As the curtain rises on Act II, we meet Private Willis of the Grenadier Guards, who sings about how every boy and every girl is born either “a little liberal or a little conservative” and that when Parliament meets, they leave their brains outside and vote the way their leaders tell them to. Does this sound familiar? Think about what the Tea Party has wrought in the House of Representatives and the Senate. Brains have indeed been left outside the door. Strephon explains to Phyllis that he is part fairy, which leads Phyllis to muse that if she ever sees him with a young, attractive woman, well, it has to be one of his aunts. Now Strephon asks his mother to persuade the Lord Chancellor to release Phyllis, but Iolanthe says that because she was his wife (the Lord Chancellor thinks she’s dead), she can’t. But she pleads her son’s case, anyway, in disguise. No luck. Though the Lord Chancellor is glad to see his fairy wife is alive, Iolanthe has broken the law again. Marriage to a mortal is still a capital offense, even though all the other fairies have been flirting with the Lords. Now the fairies are all “fairy duchesses, marchionesses, countesses, vicountesses, and baronesses.” Are they all to be put to death? Iolanthe is about to be banished again when the Lord Chancellor—who used to be a very crafty clerk—finds a way to change the fairy law. “The subtleties of the legal mind are equal to this emergency,” he says. “The thing is really quite simple—the insertion of a single word. Let it stand that every fairy shall die who doesn’tmarry a mortal….” And every Lord promptly sprouts fairy wings. To save her own life, the Fairy Queen marries Private Willis, and they all fly away to fairyland. And how does all this nonsense apply to politics in the U.S. in 2012? Four ways.

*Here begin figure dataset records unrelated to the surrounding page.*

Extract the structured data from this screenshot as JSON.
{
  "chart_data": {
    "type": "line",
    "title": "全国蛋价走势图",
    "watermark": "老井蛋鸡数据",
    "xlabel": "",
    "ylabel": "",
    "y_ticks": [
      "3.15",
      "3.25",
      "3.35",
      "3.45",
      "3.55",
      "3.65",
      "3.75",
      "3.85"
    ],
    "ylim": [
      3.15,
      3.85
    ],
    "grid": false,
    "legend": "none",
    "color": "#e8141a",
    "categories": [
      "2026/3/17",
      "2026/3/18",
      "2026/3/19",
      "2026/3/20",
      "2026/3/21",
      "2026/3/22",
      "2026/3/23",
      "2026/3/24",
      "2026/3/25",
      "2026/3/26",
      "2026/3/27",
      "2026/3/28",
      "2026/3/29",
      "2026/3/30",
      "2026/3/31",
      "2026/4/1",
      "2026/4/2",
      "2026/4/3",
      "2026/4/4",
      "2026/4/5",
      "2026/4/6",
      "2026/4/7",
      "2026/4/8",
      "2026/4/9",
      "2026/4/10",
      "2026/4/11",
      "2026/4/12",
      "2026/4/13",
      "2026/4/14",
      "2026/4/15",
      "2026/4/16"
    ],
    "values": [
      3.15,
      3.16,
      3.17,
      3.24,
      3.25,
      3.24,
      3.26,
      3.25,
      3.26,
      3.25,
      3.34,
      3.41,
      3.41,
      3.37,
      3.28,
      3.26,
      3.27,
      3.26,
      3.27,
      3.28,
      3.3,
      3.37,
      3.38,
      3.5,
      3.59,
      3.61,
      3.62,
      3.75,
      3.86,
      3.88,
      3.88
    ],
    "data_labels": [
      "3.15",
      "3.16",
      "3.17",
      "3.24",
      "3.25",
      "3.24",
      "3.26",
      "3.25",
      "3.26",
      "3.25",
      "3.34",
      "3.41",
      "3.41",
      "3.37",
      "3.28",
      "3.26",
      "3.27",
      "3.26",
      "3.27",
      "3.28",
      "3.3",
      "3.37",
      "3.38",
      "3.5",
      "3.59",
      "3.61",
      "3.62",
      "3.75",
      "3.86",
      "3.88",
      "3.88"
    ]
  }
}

First, Private Willis sings that “I often think it’s comical…/How Nature always does contrive…/ That every boy and every gal/ That’s born into the world alive/ Is either a little Liberal/ Or else a little Conservative!” This suggests to me that it would be good to have some liberal-conservative amity. Maybe some mating, too! There’s good to be found in liberalism, also in conservatism. If they mate, maybe they’ll produce a child with the best points of both philosophies. We can consider this either metaphorically or literally.

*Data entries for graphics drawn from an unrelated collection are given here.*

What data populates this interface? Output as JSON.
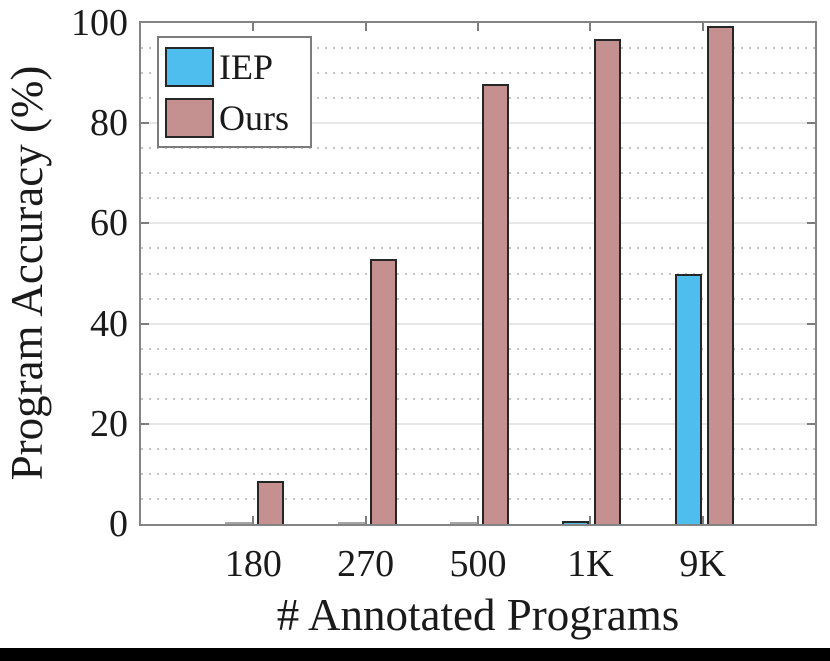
{
  "figure": {
    "background": "#ffffff",
    "bottom_strip_color": "#000000"
  },
  "chart_data": {
    "type": "bar",
    "title": "",
    "xlabel": "# Annotated Programs",
    "ylabel": "Program Accuracy (%)",
    "categories": [
      "180",
      "270",
      "500",
      "1K",
      "9K"
    ],
    "series": [
      {
        "name": "IEP",
        "color": "#4DBEEE",
        "values": [
          0,
          0,
          0,
          0.7,
          50
        ]
      },
      {
        "name": "Ours",
        "color": "#C49090",
        "values": [
          8.5,
          52.8,
          87.8,
          96.9,
          99.5
        ]
      }
    ],
    "ylim": [
      0,
      100
    ],
    "yticks": [
      0,
      20,
      40,
      60,
      80,
      100
    ],
    "minor_grid_step": 5,
    "grid": "horizontal: solid majors every 20, dotted minors every 5; no vertical grid",
    "legend_position": "top-left-inside",
    "bar_edge_color": "#262626",
    "axis_box_color": "#848484",
    "tick_color": "#7d7d7d",
    "text_color": "#1a1a1a"
  }
}
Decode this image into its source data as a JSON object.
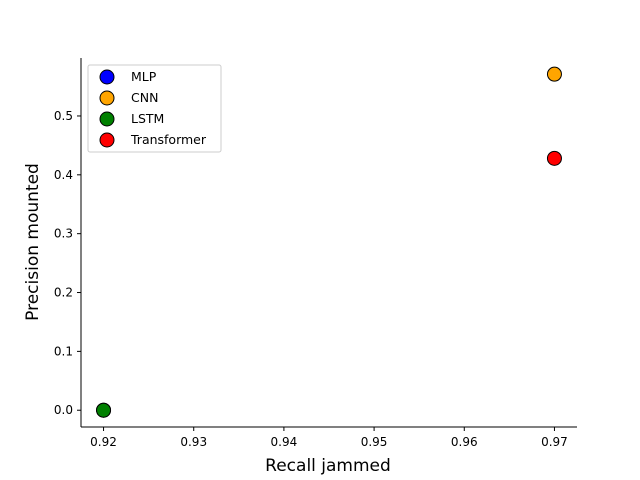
{
  "chart_data": {
    "type": "scatter",
    "title": "",
    "xlabel": "Recall jammed",
    "ylabel": "Precision mounted",
    "xlim": [
      0.9175,
      0.9725
    ],
    "ylim": [
      -0.0285,
      0.5985
    ],
    "xticks": [
      0.92,
      0.93,
      0.94,
      0.95,
      0.96,
      0.97
    ],
    "xtick_labels": [
      "0.92",
      "0.93",
      "0.94",
      "0.95",
      "0.96",
      "0.97"
    ],
    "yticks": [
      0.0,
      0.1,
      0.2,
      0.3,
      0.4,
      0.5
    ],
    "ytick_labels": [
      "0.0",
      "0.1",
      "0.2",
      "0.3",
      "0.4",
      "0.5"
    ],
    "grid": false,
    "legend_position": "upper-left",
    "series": [
      {
        "name": "MLP",
        "color": "#0000ff",
        "points": [
          [
            0.92,
            0.0
          ]
        ]
      },
      {
        "name": "CNN",
        "color": "#ffa500",
        "points": [
          [
            0.97,
            0.571
          ]
        ]
      },
      {
        "name": "LSTM",
        "color": "#008000",
        "points": [
          [
            0.92,
            0.0
          ]
        ]
      },
      {
        "name": "Transformer",
        "color": "#ff0000",
        "points": [
          [
            0.97,
            0.428
          ]
        ]
      }
    ]
  }
}
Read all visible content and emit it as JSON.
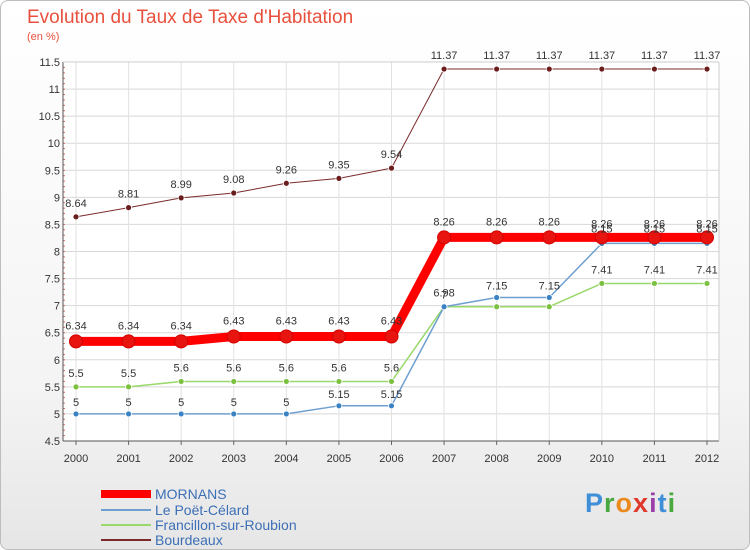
{
  "header": {
    "title": "Evolution du Taux de Taxe d'Habitation",
    "subtitle": "(en %)"
  },
  "logo": {
    "letters": [
      "P",
      "r",
      "o",
      "x",
      "i",
      "t",
      "i"
    ]
  },
  "chart_data": {
    "type": "line",
    "title": "Evolution du Taux de Taxe d'Habitation",
    "ylabel": "(en %)",
    "xlabel": "",
    "x": [
      "2000",
      "2001",
      "2002",
      "2003",
      "2004",
      "2005",
      "2006",
      "2007",
      "2008",
      "2009",
      "2010",
      "2011",
      "2012"
    ],
    "ylim": [
      4.5,
      11.5
    ],
    "yticks": [
      4.5,
      5,
      5.5,
      6,
      6.5,
      7,
      7.5,
      8,
      8.5,
      9,
      9.5,
      10,
      10.5,
      11,
      11.5
    ],
    "ytick_labels": [
      "4.5",
      "5",
      "5.5",
      "6",
      "6.5",
      "7",
      "7.5",
      "8",
      "8.5",
      "9",
      "9.5",
      "10",
      "10.5",
      "11",
      "11.5"
    ],
    "legend_position": "bottom-left",
    "series": [
      {
        "name": "MORNANS",
        "color": "#ff0000",
        "marker": "#e8140f",
        "values": [
          6.34,
          6.34,
          6.34,
          6.43,
          6.43,
          6.43,
          6.43,
          8.26,
          8.26,
          8.26,
          8.26,
          8.26,
          8.26
        ],
        "labels": [
          "6.34",
          "6.34",
          "6.34",
          "6.43",
          "6.43",
          "6.43",
          "6.43",
          "8.26",
          "8.26",
          "8.26",
          "8.26",
          "8.26",
          "8.26"
        ]
      },
      {
        "name": "Le Poët-Célard",
        "color": "#6f9fd0",
        "marker": "#3b82c4",
        "values": [
          5,
          5,
          5,
          5,
          5,
          5.15,
          5.15,
          6.98,
          7.15,
          7.15,
          8.15,
          8.15,
          8.15
        ],
        "labels": [
          "5",
          "5",
          "5",
          "5",
          "5",
          "5.15",
          "5.15",
          "7",
          "7.15",
          "7.15",
          "8.15",
          "8.15",
          "8.15"
        ]
      },
      {
        "name": "Francillon-sur-Roubion",
        "color": "#99d86a",
        "marker": "#7cc040",
        "values": [
          5.5,
          5.5,
          5.6,
          5.6,
          5.6,
          5.6,
          5.6,
          6.98,
          6.98,
          6.98,
          7.41,
          7.41,
          7.41
        ],
        "labels": [
          "5.5",
          "5.5",
          "5.6",
          "5.6",
          "5.6",
          "5.6",
          "5.6",
          "6.98",
          "",
          "",
          "7.41",
          "7.41",
          "7.41"
        ]
      },
      {
        "name": "Bourdeaux",
        "color": "#7a2a2a",
        "marker": "#6b1d1d",
        "values": [
          8.64,
          8.81,
          8.99,
          9.08,
          9.26,
          9.35,
          9.54,
          11.37,
          11.37,
          11.37,
          11.37,
          11.37,
          11.37
        ],
        "labels": [
          "8.64",
          "8.81",
          "8.99",
          "9.08",
          "9.26",
          "9.35",
          "9.54",
          "11.37",
          "11.37",
          "11.37",
          "11.37",
          "11.37",
          "11.37"
        ]
      }
    ]
  }
}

Second, let’s institute that competitive examination for people running for both the U.S. House of Representatives and the U.S. First, give them an I.Q. test. Then a simple multiple-choice test. First question: The year we are living in is (a) 1929, (b) 1954, (c) 1984, (d) none of the above.

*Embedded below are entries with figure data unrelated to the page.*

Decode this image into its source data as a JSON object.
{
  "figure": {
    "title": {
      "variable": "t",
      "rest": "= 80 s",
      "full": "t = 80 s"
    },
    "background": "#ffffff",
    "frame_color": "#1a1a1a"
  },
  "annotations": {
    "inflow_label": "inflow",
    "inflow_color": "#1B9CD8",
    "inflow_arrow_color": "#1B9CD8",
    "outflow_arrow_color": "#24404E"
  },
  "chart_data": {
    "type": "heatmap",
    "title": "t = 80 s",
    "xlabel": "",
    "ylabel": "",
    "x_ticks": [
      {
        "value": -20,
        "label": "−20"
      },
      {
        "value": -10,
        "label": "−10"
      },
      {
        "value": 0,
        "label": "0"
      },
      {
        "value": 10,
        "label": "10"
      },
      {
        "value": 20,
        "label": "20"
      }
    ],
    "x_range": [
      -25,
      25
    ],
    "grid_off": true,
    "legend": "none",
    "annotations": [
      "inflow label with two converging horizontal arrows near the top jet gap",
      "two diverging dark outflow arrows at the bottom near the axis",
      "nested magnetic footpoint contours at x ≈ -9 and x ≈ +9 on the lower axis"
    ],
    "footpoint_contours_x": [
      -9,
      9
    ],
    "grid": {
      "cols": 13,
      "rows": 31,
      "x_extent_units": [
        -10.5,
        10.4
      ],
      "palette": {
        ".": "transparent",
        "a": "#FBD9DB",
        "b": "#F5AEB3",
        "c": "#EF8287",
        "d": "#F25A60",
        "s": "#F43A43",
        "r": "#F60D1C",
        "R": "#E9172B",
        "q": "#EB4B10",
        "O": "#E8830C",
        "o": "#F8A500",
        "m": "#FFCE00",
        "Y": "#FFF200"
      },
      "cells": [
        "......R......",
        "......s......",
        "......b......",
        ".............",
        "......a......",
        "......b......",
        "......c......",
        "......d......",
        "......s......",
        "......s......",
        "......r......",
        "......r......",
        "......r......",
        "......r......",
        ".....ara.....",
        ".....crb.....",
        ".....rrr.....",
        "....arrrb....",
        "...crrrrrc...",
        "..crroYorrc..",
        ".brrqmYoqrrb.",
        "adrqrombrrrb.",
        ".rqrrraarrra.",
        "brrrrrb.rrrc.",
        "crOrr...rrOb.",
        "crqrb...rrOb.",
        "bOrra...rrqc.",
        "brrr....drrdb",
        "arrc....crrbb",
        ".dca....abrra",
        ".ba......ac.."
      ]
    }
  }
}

Third, as every pagan knows, the humans and animals we see walking upon the planet today are not the only sentient beings here. There are invisible beings. Some are fairies, or the Faery. They don’t look like Gilbert’s fairies “tripping hither, tripping thither,” nor like Shakespeare’s Oberon and Titania. They’re not little twinkly folks. They’ve almost been wiped out, but some still live in hidden places, and they’re not called the Good Neighbors for nothing. I bet they’re really pissed off by global warming, monoculture farms, and strip mines and fracking. We need to be nice to them. Let’s arrange some meetings between the Good Neighbors and the Tea Partiers and see what happens to the latter. With any luck, the Good Neighbors will find them entertaining (or tasty) and they’ll be flown off to Faery Land and we can get back to running the country in a more civilized, kinder way.   Finally, Gilbert’s Fairy Queen is not a wispy little Hallmark babe but a substantial contralto with a powerful voice and presence. Women are 51 percent of the U.S. population Let’s elect more smart, powerful women to government, local, state, and federal. We need more Fairy Queens in charge.